The key to changing the status quo, he says, was having conversations with underwriters and educating them about the substance of the risk. “We spent a lot of time with carriers, even ones we weren’t necessarily buying from, but that sold personal auto insurance, for example, to make sure they understood how the different pieces fit together.

“Then we found that with insurance, in addition to the industry being conservative, it’s also highly regulated,” he added. “We ended up having to spend a lot of time not just on the underwriting conversation, but also on the actuarial and regulatory conversation.”

In 2015, Uber reached an agreement with the major US personal auto companies and personal auto insurance trade associations on a model law to describe how insurance for ridesharing works. Today, it’s been adopted in most US states.

It’s also the same model Uber is working to apply around the world. “Auto insurance is still very local,” says Fuldner. “How we get there and the mechanics do vary by country, so we spent a lot of time with insurance regulators in different states in the US and different countries around the world to educate and explain how these products work, and, in some cases, get new products approved.”

Now that Fuldner and his team have solved the auto insurance piece of the puzzle, they’re starting to look at how to bring other parts of traditional employment packages into the sharing economy. One example is their recently introduced Driver Injury Protection, an insurance product available through Aon that offers coverage for medical expenses, disability payments, and a survivor benefit in the event of a covered accident. Over 1m drivers globally have enrolled in the program across 20 countries.

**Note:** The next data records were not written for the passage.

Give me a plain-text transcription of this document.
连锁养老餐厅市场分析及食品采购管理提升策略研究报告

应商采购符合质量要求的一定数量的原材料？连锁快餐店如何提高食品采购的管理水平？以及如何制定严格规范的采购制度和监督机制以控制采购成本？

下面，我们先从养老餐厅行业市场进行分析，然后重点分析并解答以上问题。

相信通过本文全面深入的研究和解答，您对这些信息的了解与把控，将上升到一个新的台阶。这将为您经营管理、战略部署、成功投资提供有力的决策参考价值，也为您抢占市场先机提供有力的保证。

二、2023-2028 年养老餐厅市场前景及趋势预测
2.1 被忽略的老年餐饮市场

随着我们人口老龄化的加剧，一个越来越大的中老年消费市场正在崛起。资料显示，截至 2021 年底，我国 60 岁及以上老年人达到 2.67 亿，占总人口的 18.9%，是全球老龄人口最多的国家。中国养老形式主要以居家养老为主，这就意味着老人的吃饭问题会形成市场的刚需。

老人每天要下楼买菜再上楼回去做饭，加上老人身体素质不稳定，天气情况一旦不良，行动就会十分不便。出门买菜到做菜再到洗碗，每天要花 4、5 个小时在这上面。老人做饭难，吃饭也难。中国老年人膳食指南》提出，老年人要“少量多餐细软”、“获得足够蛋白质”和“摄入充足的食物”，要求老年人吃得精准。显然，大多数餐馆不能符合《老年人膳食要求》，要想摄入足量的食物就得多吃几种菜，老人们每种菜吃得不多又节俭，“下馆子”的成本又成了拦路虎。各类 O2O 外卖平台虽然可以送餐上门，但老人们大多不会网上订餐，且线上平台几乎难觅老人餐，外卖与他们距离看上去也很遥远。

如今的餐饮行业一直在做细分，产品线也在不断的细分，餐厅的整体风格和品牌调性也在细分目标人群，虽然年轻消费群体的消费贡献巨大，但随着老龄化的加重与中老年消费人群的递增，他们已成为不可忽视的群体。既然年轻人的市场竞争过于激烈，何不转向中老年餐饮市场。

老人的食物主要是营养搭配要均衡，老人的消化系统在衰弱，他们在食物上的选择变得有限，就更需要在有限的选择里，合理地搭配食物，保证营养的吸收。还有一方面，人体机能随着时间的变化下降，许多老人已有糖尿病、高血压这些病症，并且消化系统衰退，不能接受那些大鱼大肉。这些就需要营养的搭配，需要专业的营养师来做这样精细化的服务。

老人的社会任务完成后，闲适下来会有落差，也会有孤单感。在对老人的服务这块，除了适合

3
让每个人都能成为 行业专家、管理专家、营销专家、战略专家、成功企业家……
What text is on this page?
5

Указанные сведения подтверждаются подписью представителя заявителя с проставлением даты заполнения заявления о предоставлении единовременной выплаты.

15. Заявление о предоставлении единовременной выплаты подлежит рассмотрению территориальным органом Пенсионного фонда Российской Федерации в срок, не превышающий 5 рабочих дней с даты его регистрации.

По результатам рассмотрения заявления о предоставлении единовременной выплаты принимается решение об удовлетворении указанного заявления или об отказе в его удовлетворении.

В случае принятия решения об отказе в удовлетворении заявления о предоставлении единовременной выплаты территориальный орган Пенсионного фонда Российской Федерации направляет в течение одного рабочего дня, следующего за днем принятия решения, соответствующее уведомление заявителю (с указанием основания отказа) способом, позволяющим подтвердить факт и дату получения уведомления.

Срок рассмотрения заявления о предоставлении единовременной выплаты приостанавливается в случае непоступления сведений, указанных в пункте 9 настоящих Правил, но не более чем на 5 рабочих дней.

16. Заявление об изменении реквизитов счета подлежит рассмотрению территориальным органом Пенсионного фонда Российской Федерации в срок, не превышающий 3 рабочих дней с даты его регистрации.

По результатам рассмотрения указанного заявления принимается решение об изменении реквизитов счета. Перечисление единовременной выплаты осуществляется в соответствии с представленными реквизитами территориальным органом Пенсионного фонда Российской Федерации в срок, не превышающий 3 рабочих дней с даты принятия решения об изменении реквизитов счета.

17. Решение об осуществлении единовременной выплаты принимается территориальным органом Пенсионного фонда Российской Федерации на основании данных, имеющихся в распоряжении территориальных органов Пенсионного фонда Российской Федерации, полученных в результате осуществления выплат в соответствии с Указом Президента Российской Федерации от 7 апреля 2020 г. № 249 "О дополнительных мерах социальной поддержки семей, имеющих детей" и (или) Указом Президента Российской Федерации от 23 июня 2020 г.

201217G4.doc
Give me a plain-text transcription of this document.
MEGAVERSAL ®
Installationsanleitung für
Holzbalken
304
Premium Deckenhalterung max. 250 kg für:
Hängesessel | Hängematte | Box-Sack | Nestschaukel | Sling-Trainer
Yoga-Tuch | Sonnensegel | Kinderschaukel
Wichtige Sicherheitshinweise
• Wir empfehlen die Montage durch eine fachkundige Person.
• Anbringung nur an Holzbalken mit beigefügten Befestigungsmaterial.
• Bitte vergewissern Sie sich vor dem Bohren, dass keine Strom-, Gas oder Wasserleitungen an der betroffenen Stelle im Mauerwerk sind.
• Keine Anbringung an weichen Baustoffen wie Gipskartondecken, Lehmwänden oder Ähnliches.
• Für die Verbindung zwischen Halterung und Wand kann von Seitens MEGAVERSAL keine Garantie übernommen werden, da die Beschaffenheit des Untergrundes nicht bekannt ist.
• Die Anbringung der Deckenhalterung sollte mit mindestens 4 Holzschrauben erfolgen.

Essentially, it’s pseudo-workers compensation. “It’s really a key part of a broader discussion around what the future of work is and how social protections and benefits fit into that, and trying to make those things available to our drivers,” says Fuldner.

In just a few short years, Fuldner has changed the insurance risk management landscape for the ridesharing industry – and opened doors for innovation in the sharing economy at large. “Over time, insurers have become very engaged in the sharing economy as an opportunity,” he says.